I've seen that done by using views in conjunction with a user
permission table. Basic idea is to revoke direct SELECT permission on
the underlying table and to create a VIEW that filters the rows based
on column values that are associated with the currently logged-in user.
For example:

BEGIN ;

CREATE TABLE public.user_perms (
  name           varchar(32) NOT NULL
 ,department_id  varchar(5) NOT NULL
) ;

CREATE TABLE public.employees (
  employee_id    integer NOT NULL
 ,name           varchar(50) NOT NULL
 ,department_id  varchar(5) NOT NULL
) ;

CREATE VIEW public.v_employees AS
  SELECT *
    FROM public.employees e
   WHERE e.department_id IN (
     SELECT up.department_id
       FROM public.user_perms up
      WHERE up.name=CURRENT_USER
   ) ;

INSERT INTO public.employees VALUES(1,'Frank Smith','A001') ;
INSERT INTO public.employees VALUES(2,'Louis Jones','A001') ;
INSERT INTO public.employees VALUES(3,'Martin Ramirez','B001') ;

-- ...dbuser-1 can "see" both departments, dbuser-2 can only see A001
INSERT INTO public.user_perms VALUES('dbuser-1','A001') ;
INSERT INTO public.user_perms VALUES('dbuser-1','B001') ;
INSERT INTO public.user_perms VALUES('dbuser-2','A001') ;

ROLLBACK ;


Re: Row-based authorization

From
Bruno Wolff III
Date:
On Tue, Dec 05, 2006 at 12:52:15 -0200,
  Thiago Silva <thiago.silva@kdemail.net> wrote:
>
> I was wondering if PostgreSQL authorization rules can be aplied on
> specific rows of a given table.
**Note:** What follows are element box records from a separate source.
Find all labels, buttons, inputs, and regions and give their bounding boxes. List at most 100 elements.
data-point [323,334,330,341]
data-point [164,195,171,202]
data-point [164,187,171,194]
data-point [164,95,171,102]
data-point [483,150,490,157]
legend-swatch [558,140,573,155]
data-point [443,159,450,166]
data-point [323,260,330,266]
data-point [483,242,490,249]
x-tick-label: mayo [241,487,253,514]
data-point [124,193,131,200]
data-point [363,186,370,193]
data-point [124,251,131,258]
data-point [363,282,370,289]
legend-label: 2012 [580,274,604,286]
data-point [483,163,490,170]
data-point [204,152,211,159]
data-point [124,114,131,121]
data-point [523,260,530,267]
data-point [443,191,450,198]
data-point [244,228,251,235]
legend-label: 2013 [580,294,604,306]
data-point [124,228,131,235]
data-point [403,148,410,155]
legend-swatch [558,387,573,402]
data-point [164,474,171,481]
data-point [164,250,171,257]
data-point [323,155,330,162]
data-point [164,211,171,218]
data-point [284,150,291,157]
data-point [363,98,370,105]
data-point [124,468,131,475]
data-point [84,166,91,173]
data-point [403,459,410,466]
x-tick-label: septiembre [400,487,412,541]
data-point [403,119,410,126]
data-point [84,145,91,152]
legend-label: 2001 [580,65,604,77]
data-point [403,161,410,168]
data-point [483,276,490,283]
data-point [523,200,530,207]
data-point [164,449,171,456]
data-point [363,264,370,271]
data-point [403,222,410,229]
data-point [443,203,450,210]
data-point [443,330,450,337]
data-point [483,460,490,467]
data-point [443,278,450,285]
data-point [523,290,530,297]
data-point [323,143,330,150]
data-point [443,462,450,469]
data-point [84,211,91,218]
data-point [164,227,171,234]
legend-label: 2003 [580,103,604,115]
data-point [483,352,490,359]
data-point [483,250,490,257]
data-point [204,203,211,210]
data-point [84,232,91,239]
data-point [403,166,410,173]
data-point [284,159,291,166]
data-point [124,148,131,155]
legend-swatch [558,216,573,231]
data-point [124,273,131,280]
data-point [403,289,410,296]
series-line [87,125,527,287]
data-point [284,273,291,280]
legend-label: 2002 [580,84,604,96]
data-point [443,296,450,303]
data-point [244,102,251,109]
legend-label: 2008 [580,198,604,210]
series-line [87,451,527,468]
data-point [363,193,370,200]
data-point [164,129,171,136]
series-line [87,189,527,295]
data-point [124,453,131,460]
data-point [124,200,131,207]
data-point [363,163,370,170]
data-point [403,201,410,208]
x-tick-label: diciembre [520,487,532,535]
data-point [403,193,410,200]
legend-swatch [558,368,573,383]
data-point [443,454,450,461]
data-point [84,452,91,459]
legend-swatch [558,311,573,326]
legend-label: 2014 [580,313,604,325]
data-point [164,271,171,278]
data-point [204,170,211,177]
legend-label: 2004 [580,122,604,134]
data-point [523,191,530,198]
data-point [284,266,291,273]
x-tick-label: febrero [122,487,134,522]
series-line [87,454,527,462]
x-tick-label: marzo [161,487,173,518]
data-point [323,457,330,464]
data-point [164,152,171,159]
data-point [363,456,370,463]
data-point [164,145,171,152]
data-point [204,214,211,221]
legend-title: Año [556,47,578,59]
I mean, AFAIK the GRANT statement
> cannot be used for such purpose.

You can do this kind of thing using a view that joins a column in the
table to current_user. You would probably want some other table which
maps something in this extra column to authorized users (unless each
row is only going to be accessible to one user).